G'day all,
we're having some fun trying to figure out where our bottleneck is in our backup environment; in particular backing up our NetApp NAS box.
Our master server is 5.1MP5 on 2K3 Ent Ed SP1 with 8GB RAM, dual 3.0GHz single core CPU's (HP DL580 G2) with 2 x LSI Logic U320 SCSI HBA's attached to 6 LTO2 drives in a Quantum P4000 (2 drives per channel, plus one channel controlling the robot). There are another 2 media servers, but lower spec'd and with a total of 4 drives between the two of them, all inside the same P4000 unit (I have more on that config if you need it).
The master server is the server/client that we use to backup our NAS CIFS shares through; that is, in our policy the master server is what we use to connect to the shares and the STU we use is on the master server also...
The STU is setup for 3 drives, 20 MPX and no max frag size.

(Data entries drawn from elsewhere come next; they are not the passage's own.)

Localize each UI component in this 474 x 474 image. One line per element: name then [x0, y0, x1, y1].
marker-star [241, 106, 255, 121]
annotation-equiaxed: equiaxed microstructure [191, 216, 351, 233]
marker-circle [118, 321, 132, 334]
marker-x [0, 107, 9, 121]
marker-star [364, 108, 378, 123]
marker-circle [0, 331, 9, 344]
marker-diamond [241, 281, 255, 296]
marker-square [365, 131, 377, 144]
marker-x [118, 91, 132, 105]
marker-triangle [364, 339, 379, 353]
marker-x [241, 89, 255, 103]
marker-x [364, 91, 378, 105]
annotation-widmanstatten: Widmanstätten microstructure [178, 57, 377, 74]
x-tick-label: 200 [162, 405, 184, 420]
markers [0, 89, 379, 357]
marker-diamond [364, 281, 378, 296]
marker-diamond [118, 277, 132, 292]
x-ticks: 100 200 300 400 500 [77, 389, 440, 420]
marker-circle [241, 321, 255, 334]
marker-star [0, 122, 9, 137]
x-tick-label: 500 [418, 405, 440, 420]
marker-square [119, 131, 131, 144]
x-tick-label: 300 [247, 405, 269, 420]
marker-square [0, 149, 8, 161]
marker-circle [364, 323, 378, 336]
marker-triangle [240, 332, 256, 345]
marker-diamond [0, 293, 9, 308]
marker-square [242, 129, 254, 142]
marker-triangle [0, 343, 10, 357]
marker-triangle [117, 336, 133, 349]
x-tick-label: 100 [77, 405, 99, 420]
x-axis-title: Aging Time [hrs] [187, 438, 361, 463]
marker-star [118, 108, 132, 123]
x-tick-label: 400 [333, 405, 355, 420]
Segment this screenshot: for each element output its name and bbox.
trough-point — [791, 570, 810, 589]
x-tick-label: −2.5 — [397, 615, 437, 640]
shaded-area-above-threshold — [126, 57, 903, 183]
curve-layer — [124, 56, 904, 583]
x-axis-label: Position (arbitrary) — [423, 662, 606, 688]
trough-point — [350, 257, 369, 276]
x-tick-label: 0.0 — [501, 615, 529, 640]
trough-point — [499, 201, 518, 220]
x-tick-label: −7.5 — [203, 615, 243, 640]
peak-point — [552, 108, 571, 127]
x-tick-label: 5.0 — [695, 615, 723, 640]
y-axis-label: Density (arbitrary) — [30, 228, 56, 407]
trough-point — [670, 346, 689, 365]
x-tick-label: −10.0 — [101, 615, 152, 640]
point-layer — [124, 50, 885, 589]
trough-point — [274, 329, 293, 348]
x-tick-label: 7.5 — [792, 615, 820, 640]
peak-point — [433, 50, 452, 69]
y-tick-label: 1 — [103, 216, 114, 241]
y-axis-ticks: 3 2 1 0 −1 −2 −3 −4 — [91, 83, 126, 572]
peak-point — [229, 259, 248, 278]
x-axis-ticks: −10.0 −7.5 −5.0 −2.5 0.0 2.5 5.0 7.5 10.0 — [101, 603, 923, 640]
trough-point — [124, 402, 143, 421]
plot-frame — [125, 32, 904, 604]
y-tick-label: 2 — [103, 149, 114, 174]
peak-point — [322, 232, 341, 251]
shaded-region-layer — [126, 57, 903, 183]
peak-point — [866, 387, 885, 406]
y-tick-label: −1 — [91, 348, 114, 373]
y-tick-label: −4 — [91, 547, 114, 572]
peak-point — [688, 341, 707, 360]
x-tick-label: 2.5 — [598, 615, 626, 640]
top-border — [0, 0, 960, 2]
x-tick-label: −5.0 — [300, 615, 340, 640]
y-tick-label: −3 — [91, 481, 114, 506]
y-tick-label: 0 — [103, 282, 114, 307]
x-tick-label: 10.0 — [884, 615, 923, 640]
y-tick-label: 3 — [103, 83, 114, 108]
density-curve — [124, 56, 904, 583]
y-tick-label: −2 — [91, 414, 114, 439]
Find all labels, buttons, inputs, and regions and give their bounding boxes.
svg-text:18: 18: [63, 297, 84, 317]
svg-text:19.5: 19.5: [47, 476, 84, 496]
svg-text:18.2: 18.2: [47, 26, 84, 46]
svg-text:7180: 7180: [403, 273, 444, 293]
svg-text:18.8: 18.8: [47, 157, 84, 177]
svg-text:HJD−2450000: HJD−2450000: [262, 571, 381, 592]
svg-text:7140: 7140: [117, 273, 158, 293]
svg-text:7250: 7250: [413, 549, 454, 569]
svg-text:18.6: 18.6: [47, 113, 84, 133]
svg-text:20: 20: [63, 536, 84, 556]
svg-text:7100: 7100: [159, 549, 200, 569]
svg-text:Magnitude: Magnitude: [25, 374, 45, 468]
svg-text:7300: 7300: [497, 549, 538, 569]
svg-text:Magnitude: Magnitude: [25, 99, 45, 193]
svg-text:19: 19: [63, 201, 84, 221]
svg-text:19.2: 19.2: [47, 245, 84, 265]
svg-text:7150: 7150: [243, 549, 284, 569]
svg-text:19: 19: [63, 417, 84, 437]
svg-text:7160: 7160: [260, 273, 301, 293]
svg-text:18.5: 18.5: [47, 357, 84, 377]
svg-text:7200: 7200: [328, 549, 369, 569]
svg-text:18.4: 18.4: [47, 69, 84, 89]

We are using HP LTO2 drivers at the OS level.
The policy in question is setup so that we have 14 streams (CIFS shares ranging from a few hundred GB to nearly 2TB's), MPX 5 and no limit jobs per policy; meaning we actually have 14 streams running at one time across 3 drives (5/5/4 split).
NUMBER_DATA_BUFFERS on the master server is set to 224, no SIZE_DATA_BUFFERS so default is 65536 and no NET_BUFFER_SZ meaning default 256Kb (or is it KB - I know it makes a difference!).
Having said that, under the client properties of the master server I have set "Communications buffer" to 257 kilobytes as suggested by Veritas (and a Veritas engineer).
Currently this little scenario results in backups taking anywhere from 20 odd hours (for the few hundred GB) to 3 days plus for the nearly 2TB. That bytes! (pardon the pun).
Here is my question - I have looked at our bptm and bpbkar logs from the master server, and I'm getting a lot of what I think is a good result in the bptm log of:
"fill_buffer: socket is closed, waited for empty buffer 0 times, delayed 0 times, read 747618304 bytes"
BUT for bpbkar logs, I get a lot of this:
"<4> tar_backup::OVPC_EOFSharedMemory: INF - bpbkar waited 7727 times for empty buffer, delayed 11643 times" and worse!
I've done some reading, but I can't get my head around where the problem acutally lies - with the client or the server?? My interpretation (and I'm probably wrong) is that we can't get the data from the client (NAS) quick enough to feed the tapes?
If someone could clarify for me that would be fantastic and MUCH appreciated. Any other thoughts/suggestions are truly welcomed also.
Thanks for listening!
Cheers
Mike